I’m writing less than 24 hours after the election was called. If I didn’t owe my wonderful assistant Robin this newsletter by tonight, I’d be tempted to hide out. I wouldn’t fault myself or any of us for doing that right now, but I’m actually grateful to be sitting here at the end of a long day, forced to reflect, forced to face my grief. 

I learned something from Emily, hospital chaplain, that I share with my clients constantly: Comfort through facing. As Emily and her colleagues sit bedside with dying or desperately ill patients and as they are present to families, it’s actually more painful to ignore what is going on. This isn’t some metaphorical pain they are in. The only comfort that might come is through facing what is happening. Tonight’s writing is one of my attempts to do that. 

There is so much good writing going on right now—political, spiritual, soul-searching, grieving, analyzing, calls to action or permission to be sad. I’m tempted give a list of links, tempted to get into some kind of campaigning mode, tempted to send around things that might make me look wise, appropriately aggrieved, righteously angry.  
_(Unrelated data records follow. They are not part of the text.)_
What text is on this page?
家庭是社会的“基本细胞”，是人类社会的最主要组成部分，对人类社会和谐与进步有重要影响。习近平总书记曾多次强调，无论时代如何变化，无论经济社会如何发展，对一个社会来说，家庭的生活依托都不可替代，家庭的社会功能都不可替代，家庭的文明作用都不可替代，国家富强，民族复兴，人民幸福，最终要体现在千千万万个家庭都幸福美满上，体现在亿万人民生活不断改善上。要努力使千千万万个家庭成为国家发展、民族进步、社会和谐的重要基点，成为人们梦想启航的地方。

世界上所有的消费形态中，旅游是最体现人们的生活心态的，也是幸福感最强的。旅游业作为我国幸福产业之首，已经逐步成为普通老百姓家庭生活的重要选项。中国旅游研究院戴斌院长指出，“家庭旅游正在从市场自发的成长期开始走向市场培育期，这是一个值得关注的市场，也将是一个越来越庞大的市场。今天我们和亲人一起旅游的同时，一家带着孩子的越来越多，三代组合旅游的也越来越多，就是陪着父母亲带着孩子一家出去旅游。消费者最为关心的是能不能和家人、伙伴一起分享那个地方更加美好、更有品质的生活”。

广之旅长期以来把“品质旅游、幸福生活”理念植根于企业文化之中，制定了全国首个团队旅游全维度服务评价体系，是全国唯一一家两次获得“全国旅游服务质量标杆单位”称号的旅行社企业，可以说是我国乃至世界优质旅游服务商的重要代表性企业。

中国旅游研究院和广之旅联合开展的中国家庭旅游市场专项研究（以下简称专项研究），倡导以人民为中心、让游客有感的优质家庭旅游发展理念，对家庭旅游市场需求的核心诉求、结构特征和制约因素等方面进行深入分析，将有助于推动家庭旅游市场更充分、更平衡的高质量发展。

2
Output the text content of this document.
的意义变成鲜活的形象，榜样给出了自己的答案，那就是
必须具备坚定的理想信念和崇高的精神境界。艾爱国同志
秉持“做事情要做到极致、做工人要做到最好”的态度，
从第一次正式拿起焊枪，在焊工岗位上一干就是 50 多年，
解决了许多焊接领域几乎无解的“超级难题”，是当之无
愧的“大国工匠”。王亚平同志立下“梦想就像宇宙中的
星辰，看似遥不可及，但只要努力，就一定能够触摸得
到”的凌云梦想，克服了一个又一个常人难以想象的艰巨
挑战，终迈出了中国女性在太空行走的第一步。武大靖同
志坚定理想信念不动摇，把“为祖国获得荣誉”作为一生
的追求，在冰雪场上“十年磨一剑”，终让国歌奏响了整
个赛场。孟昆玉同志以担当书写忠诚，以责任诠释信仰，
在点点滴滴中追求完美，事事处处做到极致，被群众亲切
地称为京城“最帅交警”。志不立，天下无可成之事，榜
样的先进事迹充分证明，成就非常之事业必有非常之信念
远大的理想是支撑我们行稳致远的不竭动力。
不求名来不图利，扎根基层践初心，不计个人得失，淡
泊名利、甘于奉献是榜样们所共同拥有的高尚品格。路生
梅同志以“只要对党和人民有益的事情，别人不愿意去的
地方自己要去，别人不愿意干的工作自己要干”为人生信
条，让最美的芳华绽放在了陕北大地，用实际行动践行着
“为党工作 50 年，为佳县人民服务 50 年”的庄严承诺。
But I keep thinking about my conversation with Emily this morning on my commute. She’s been going to on online sangha for a year (Susan Piver’s Open Heart Project) and I finally joined. Over the years, I have become more and more transformed by meditation and by Buddhist teaching, and this seemed like the next right step. Also, I knew I would need it this month. Emily said, “What I love about Buddhism is that it teaches us we are all waking up. Our task is to be with what is arising. 

That’s all I have to say to myself tonight: How can I be with what is arising? This is a radically different response than martyrdom, classism, blame, hate, revenge, sanctimony, resignation, denial, or numbing. And it makes rooms for emotions—grief, fear, sadness, confusion, anger, disappointment. I’m not talking about toxic positivity or spiritual bypassing here. I am talking about facing all of it, which is only possible when we have community and spiritual practices to hold us up. Strong individual values won’t do it. Reading the news won’t do it. Self-care won’t do it. Not even moral outrage by itself will help us face what is arising. There is a place for all those things, of course. But they will not bring the healing, understanding, and yes, change, that we long for.  

I plan to get up early tomorrow morning and meditate with strangers from around the country. Then I will walk at sunrise. Then I’ll unload the dishwasher and go to work. After work, I’ll meet Robin for a drink and thank her for the soup she left at my door tonight. And I will try to ask, “What is arising? How can I be with it?” And, like has happened to me thousands of times before, I’ll get a nudge. And then another one after that. I’ll feel my ancestors at my back, I’ll feel my children watching me. As Valerie Kaur says, this isn’t a four-year project. It’s a 40-year vision. And I would add—400 years overdue. So many of my brothers and sisters have been going through much worse every day of their lives. Love compels me to stay awake.